И вот – Сухачёв-хутор. Тридцать саманных хатенок среди сугробов и самих похожих издали на сугробы в бескрайнем белом просторе приуральской степи… Про эти места он и не слыхал раньше. Так, смутно только – есть далеко какая-то Урал-река, населена казачеством, прежде они всё воевали с азиатцами, ходили на Бухару, на Хиву… Это ему отец рассказывал, а отцу – дед. Были они самые обычные крестьяне, мужики, но тоже довелось им испить солдатскую чашу. Отца Егора Тимофеевича на русско-японскую войну забирали, через всю Россию в теплушке везли; остался живой, был только контужен снарядом японской гаубицы. Дед не воевал, но срочную служил и до самой смерти помнил солдатскую науку, так в него крепко ее вложили: как в строю стоять, как ружейные приемы делать, все команды помнил и мог повторить, сигналы, которые полковой трубач играет.
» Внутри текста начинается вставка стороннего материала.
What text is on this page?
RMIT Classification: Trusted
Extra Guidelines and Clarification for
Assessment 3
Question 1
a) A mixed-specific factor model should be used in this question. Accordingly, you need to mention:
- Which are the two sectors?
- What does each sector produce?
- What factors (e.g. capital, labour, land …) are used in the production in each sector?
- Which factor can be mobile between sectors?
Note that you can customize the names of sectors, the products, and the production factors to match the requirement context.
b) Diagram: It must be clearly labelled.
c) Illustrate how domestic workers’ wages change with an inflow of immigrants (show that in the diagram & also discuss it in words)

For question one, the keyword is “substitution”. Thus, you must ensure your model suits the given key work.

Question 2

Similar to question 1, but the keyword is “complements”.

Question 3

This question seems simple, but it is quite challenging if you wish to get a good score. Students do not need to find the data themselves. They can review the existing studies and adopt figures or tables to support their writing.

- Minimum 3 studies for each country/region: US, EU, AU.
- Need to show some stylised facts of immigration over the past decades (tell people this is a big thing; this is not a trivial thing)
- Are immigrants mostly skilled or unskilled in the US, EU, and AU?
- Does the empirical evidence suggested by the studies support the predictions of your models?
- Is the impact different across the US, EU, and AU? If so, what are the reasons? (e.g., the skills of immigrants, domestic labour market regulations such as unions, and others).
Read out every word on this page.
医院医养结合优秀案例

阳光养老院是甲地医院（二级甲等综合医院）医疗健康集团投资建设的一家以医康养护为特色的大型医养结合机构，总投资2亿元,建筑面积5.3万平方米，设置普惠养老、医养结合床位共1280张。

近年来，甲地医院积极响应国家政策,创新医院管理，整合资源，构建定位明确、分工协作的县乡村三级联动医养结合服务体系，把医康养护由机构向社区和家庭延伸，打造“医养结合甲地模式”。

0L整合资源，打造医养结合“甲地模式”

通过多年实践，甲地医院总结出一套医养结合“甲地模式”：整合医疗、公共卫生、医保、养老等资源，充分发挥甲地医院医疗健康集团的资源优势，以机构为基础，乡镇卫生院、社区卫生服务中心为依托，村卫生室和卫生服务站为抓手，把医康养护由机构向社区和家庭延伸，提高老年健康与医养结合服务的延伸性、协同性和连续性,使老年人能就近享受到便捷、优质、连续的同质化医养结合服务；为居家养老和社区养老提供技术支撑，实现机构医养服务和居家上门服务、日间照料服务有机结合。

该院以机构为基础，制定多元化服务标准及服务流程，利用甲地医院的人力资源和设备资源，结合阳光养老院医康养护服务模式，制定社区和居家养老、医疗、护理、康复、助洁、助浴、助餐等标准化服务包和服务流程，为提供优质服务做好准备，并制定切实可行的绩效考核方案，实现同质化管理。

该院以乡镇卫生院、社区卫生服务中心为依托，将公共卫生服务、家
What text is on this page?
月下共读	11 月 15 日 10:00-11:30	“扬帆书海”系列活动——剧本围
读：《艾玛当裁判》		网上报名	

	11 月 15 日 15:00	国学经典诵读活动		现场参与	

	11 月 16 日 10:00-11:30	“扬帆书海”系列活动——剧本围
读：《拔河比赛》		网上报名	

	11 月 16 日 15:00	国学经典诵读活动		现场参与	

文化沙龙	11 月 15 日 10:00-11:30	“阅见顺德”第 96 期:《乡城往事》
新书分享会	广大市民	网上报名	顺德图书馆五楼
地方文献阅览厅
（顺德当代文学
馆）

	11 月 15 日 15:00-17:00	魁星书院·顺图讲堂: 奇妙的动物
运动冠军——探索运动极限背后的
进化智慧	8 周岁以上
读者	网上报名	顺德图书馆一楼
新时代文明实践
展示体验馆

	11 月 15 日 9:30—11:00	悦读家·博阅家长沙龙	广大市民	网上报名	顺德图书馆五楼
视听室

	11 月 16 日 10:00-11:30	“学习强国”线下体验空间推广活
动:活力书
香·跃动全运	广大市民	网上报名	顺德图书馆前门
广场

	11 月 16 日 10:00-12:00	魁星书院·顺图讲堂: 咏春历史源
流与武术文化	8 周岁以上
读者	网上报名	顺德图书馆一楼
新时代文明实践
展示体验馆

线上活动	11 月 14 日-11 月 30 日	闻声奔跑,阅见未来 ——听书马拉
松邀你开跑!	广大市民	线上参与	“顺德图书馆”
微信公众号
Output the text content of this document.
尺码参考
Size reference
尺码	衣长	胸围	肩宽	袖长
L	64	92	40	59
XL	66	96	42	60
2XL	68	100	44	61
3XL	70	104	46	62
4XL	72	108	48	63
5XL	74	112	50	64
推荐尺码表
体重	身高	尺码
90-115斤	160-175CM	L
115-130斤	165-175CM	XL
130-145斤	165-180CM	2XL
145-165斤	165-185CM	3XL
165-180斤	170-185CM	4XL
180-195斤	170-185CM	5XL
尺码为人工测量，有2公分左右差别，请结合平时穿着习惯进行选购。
Степану Егорычу хотелось заснуть и во сне увидеть домашнее, Полю, дочерей своих. Иногда это ему снилось, и это были самые желанные его сны. Однажды в госпитале приснилась ему ярмарка, та, на которую они с Полей ездили, когда еще были молодые, на второй год женитьбы. Ярмарка была осенняя, многолюдная, пестрая, шумная. С каруселями, качелями, цирком под полотняной крышей, в котором показывали живого слона. В ту пору в народе было еще много всяких умельцев, ремесло еще не прекратилось, и на ярмарочной площади громоздилось горами всякое изделие: плетеные корзины и кошелки, глиняные макитры и кувшины, детские коляски и саночки; был целый ряд, где торговали расписными прялками, был ряд с бумажными цветами, а уж там, где шла торговля игрушками, глаза слепило от нестерпимо яркого фуксина, киновари и лазури.